Today, it's very different. Television demands a sound bite. A one hundred word letter to the editor is a long one. Radio has become a jingoistic wasteland, a series of thoughtless mantras, repeated over and over and designed to fit into a typical commute. Even magazines have lost their ability to present complex arguments that take more than a minute or two to digest. Business Week would rather put another picture of Jack Welch or Bill Gates on the cover than actually teach its readers something new.
[...]
Alas, blogging is falling into the same trap as many other forms of media. The short form that works so well online attracts more readers than the long form. Worse, most blogs stake out an emotional position and then preach to the converted, as opposed to challenging people to think in a new way.

Seth Godin and others in ChangeThis manifesto (PDF, 148 kb).

Here's an idea: Have mainstream news journalists at CNN, CBS, NBC, ABC and the crew at FauxNews think before they write. And have them think a lot.

Really, toss the templates. Tell them to get out a BLANK sheet of paper or whatever they want, but write down what they they know. Then have them study it, rewrite it, and study some more. Then have them think about it. After they really understand all of the issues involved in their assignment, THEN have them worry in what way to best tell the story, with what flow, music, images, clips, etc.

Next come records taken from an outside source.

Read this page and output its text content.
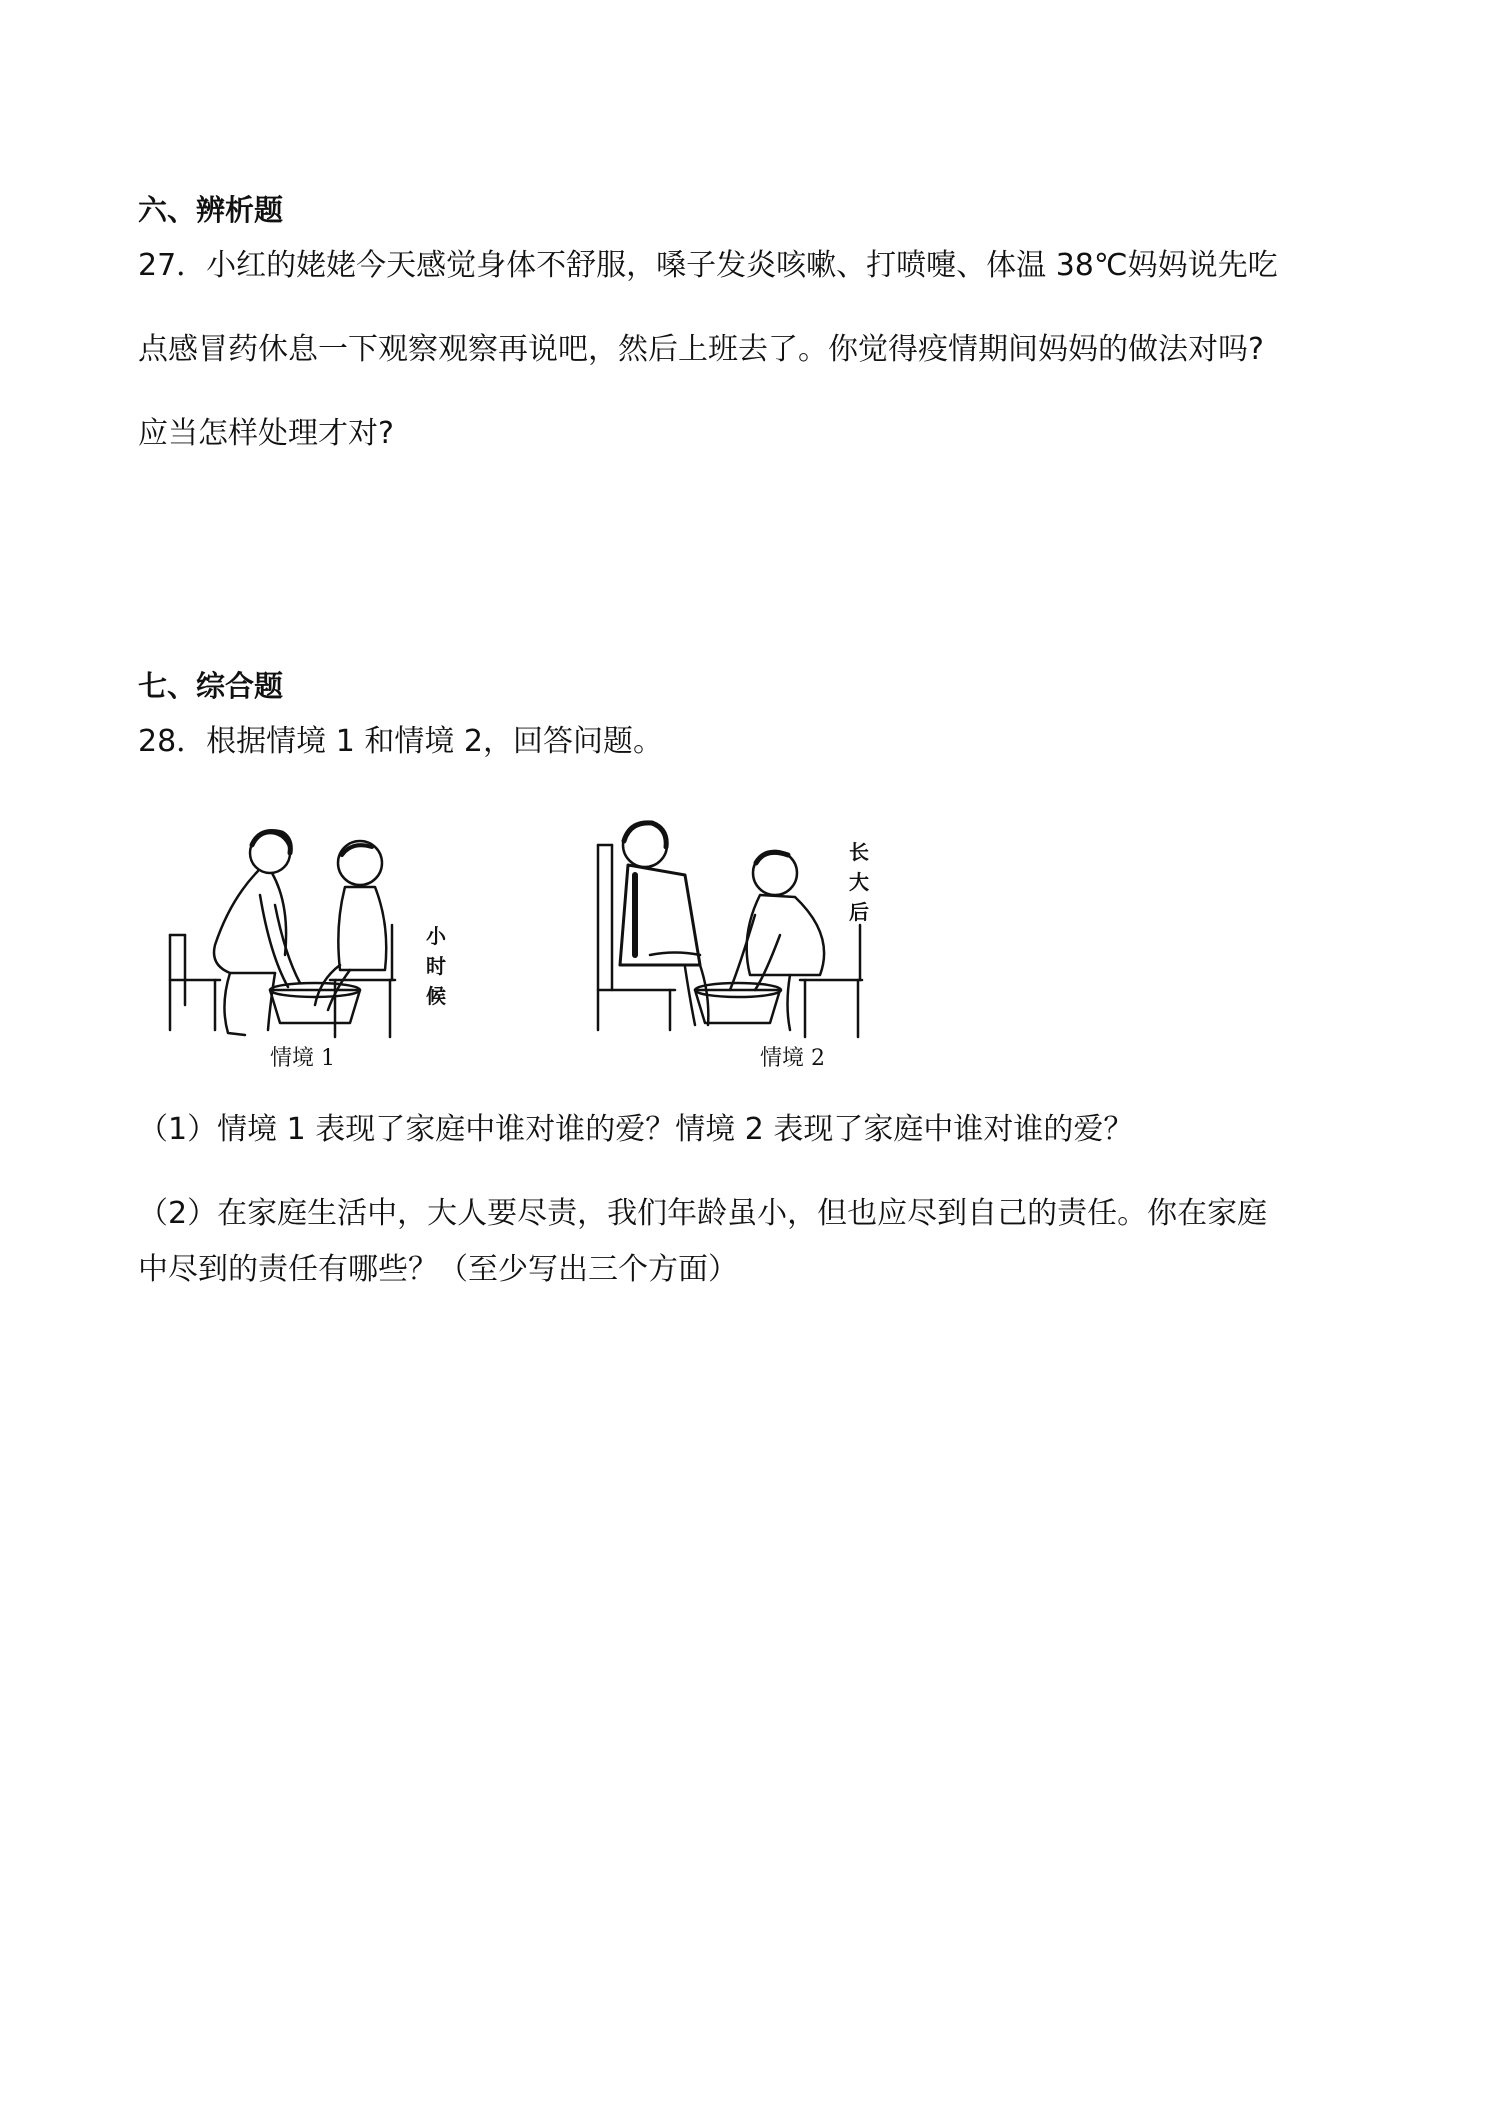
六、辨析题

27．小红的姥姥今天感觉身体不舒服，嗓子发炎咳嗽、打喷嚏、体温 38℃妈妈说先吃

点感冒药休息一下观察观察再说吧，然后上班去了。你觉得疫情期间妈妈的做法对吗?

应当怎样处理才对?

七、综合题

28．根据情境 1 和情境 2，回答问题。

情境 1
小时候
情境 2
长大后

（1）情境 1 表现了家庭中谁对谁的爱？情境 2 表现了家庭中谁对谁的爱？

（2）在家庭生活中，大人要尽责，我们年龄虽小，但也应尽到自己的责任。你在家庭

中尽到的责任有哪些？（至少写出三个方面）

Andrei Herasimchuk, designer, making a point in an online discussion.


Design
When it comes to design I still haven't found a better method than "thinking through."

Ziya Oz, designer, in a discussion on design goals.

We must understand what it's like to not understand. Then and only then can we make something understandable.

Richard Saul Wurman, prolific author and founder, TED conference.


Business success
Such breakthrough thinking is less serious than deep contemplation and less silly than sitting in a beanbag chair squirting colleagues with water pistols. The key, is how you are thinking about a problem for a long time.

Guy Kawasaki, Venture Capitalist and former Mac evangelist on his manifesto for success.


Managing
Most managers don't want to devote this much time to thinking. But they would never go to a surgeon who approaches his job the way they approach theirs, nor would they send their children to a school that has the same atmosphere as their company; it doesn't foster learning.

Gerald Zaltman on taking time to understand data, in a Harvard Business Review interview.

If I had one wish, it is to see organizations dedicating some effort to study their own decision processes and their own mistakes, and to keep track so as to learn from those mistakes.

Nobel laureate Daniel Kahneman in an interview (requires free registration) when asked, "what is it that you would most like senior managers to understand about your work?"


UPDATE 31-Jan: Christina Wodtke points to The Thought Project. Unrelated to this post, but very interesting. "I stopped strangers on the street and asked them what they were thinking about the second before I stopped them." The Thought Project.

Notes and Links

My first impression of Malcolm Gladwell's Blink is that it's a rehash of old ideas packaged as a 'discovery' for those unfamiliar with developments in psychology. Maybe I'm wrong as I haven't read the book but this is what I felt from the excerpts.

None of the three excepts provided on Gladwell's site reveal any new information. It has long been known to psychologists, for example that much of our thinking is invisible to us and that appearance does influence our judgement a great deal even though we deny it -- the two points he makes in his first and second excerpt, respectively. The third excerpt taken from his last chapter on mind reading is actually a reprint of his 2002 article - The Naked Face, in which he introduced the fascinating science of understanding facial expressions and emotions.

Daniel Kahneman won the 2002 Bank of Sweden prize in economic sciences in memory of Alfred Nobel, sometimes referred as the Nobel prize of economics. Technically, there's no Nobel prize of Economics as it finds no mention in Alfred Nobel's will. The bank of Sweden prize was first awarded in 1969 and is decided by the same academy that decides the Nobel prize in Physics and Chemistry.